Edimbourg , Décembre
Écrans noirs, en nombres dans cette salle aménagée. Appartement exiguë, il a fallu déménager de Francfort en catastrophe. Comme d'habitude. C'est sa vie, leur vie. C'est de sa faute à lui, cette fois. C'est d'ailleurs souvent sa faute. Toujours. C'est vrai qu'il y a plus de chance de s'attirer les foudres des autres quand on est un hackeur mort vivant que lorsqu'on est une chercheuse en biotechnologie. Elle est fâchée. Mais pour l'instant, Parvati tente de structurer ses reproches. Et comme elle le fait toujours, elle passe une bonne heure au téléphone avec Himitsu qui l'écoute sans broncher. Eian tend son oreille, fait jouer ses sens lupins. C'est un vague mélange d'anglais et de français, avec un peu d'hindi. Il maitrise les deux premières langues, commence à comprendre la troisième. A force de se faire remonter les bretelles dans cette langue et ce depuis leur trois ans de vie commune, il réussit à capter quelques mots, quelques formules. Toujours les mêmes. Dès que la colère l'habite, Parvati préfère sa langue maternelle, peu importe si l'interlocuteur en face comprend ou non. D'ailleurs, Eian en est persuadé, Himitsu ne parle pas un mot hindi. Rien de plus normal, elle est japonaise. Il arrête finalement de faire l'écoute aux portes, quelque chose lui dit qu'il va être au courant du pourquoi du comment sous peu. Peut-être le temps de terminer de ranger ses cartons neufs et de rebrancher ses câbles. Le temps de feuilleter un catalogue d'une agence immobilière, de fouiller internet. Aujourd'hui à Edimbourg, demain peut-être l'Irlande ou les pays du nord. Ou carrément l'hémisphère sud. Elle n'aura qu'à choisir, elle adore choisir. Cela fait partie de la stratégie d'évitement de la dispute. Mais aujourd'hui, même avec ça, ça tonnera. Il faudra opposer à la force de l'éléphant tricéphale celle du loup de l'éclipse. Deux mythologies opposées, deux êtres liés. Le tout, bien sûr, sans détruire l'immeuble. Fichus transformistes, damnés étranges.

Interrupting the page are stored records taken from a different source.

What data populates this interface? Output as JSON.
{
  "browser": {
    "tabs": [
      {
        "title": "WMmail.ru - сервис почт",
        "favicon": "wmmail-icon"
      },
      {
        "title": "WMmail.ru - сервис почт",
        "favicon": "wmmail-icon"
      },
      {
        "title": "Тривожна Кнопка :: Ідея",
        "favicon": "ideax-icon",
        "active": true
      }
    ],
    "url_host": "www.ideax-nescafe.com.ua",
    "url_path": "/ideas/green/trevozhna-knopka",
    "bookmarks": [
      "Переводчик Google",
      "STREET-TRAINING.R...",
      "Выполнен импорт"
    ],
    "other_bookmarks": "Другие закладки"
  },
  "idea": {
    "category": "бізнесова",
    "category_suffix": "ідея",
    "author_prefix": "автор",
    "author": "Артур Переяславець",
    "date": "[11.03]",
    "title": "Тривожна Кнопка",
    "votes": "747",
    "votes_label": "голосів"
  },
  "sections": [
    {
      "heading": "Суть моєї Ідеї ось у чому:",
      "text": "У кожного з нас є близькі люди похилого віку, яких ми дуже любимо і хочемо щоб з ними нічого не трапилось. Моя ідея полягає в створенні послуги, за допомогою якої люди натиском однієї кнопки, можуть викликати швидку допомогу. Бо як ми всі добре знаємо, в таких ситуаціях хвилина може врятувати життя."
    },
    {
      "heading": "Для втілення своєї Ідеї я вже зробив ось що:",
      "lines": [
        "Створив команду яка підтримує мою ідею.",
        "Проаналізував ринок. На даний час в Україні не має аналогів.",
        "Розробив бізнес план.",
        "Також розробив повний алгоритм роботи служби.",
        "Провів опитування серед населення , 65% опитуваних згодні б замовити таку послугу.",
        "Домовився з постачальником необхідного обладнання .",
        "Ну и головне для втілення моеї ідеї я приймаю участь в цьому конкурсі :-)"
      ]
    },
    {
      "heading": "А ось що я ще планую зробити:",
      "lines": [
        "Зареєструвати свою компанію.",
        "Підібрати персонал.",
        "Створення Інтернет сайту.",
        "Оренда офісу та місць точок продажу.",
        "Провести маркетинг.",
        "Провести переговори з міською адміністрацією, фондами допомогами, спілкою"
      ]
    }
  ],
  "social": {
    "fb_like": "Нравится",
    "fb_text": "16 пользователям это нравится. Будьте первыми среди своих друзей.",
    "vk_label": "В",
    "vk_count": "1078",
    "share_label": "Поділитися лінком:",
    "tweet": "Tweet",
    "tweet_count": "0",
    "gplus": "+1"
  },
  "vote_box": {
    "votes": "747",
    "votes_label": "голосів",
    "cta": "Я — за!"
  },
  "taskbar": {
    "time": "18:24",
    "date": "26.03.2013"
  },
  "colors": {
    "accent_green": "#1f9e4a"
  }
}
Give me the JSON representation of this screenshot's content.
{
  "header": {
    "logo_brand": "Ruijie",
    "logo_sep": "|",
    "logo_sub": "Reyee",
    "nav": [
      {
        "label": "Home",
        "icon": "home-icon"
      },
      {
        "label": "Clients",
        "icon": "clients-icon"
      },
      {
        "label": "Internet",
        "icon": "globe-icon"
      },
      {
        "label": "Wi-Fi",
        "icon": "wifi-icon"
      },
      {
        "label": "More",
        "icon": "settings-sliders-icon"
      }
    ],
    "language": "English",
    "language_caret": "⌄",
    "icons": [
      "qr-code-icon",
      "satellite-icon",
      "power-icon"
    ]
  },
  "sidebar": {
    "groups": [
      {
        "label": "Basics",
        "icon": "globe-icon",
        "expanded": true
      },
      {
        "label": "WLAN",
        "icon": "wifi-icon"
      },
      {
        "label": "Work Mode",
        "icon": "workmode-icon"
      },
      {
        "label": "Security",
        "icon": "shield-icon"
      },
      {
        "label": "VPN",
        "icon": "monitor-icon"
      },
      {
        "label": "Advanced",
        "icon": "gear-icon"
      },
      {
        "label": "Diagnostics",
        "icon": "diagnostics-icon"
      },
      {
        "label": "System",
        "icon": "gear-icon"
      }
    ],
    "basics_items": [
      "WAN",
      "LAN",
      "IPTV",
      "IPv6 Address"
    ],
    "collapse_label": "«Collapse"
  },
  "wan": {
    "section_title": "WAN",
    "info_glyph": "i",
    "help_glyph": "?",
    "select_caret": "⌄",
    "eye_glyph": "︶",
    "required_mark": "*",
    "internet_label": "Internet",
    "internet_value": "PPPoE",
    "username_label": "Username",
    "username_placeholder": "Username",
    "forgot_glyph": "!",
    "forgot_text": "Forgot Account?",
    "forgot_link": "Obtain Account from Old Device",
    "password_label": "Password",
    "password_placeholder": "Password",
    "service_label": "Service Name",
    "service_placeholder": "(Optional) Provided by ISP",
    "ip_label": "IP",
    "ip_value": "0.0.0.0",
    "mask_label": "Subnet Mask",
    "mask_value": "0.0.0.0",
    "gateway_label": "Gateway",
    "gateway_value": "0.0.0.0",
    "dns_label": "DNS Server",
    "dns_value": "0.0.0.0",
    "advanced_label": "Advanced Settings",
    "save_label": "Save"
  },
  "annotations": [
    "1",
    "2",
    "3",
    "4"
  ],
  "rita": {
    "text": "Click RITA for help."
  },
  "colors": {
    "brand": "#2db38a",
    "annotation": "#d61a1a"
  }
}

D'ailleurs, elle se tient là, la femme-éléphant, appuyée contre le chambranle de la porte. Toujours perchée sur ses talons. D'après Xing Yi, les talons de Parvati portent malheur. A chaque fois qu'elle les porte, il y a quelque chose de mauvais qui arrive. Sauf qu'elle en porte tout le temps, des talons. Eian ouvre la bouche.« Ne dis rien ! »
Gelée, glacée, Parvati, furieuse qui le fusille de ses prunelles sombres. Grognement de sa part à lui, rauque, râle qui provient du fond de sa gorge, de sa gueule. Elle continue
- Je l'ai senti, on est vivants, un point c'est tout.
- Non, ce n'est pas tout. Comment ça se fait qu'ils t'aient, qu'ils nous aient trouvés. Ils veulent déjà nous tuer sans qu'on aille contrecarrer leurs affaires. On s'expose inutilement ! Pour des prunes ! Je dis quoi, moi, à mes employeurs !
- Les personnes qui sont mortes à Francfort s'appelaient Claes et Evelina Eklund, citoyens suédois, ceux qui habitent cet appartement actuellement s'appellent Arturri Goranson, citoyen islandais et Sita Joshi, citoyenne de la couronne britannique. Ton labo a toujours comme employée Parvati Maji, à ce que je sache.
- Mais toutes ces identités, tous ces noms, c'est nous, Eian. C'est nous qu'on tue à chaque fois que ça déraille ! Et moi, je n'en peux plus. Je ne suis pas une fugitive, je n'ai jamais eu pour objectif d'en devenir ! »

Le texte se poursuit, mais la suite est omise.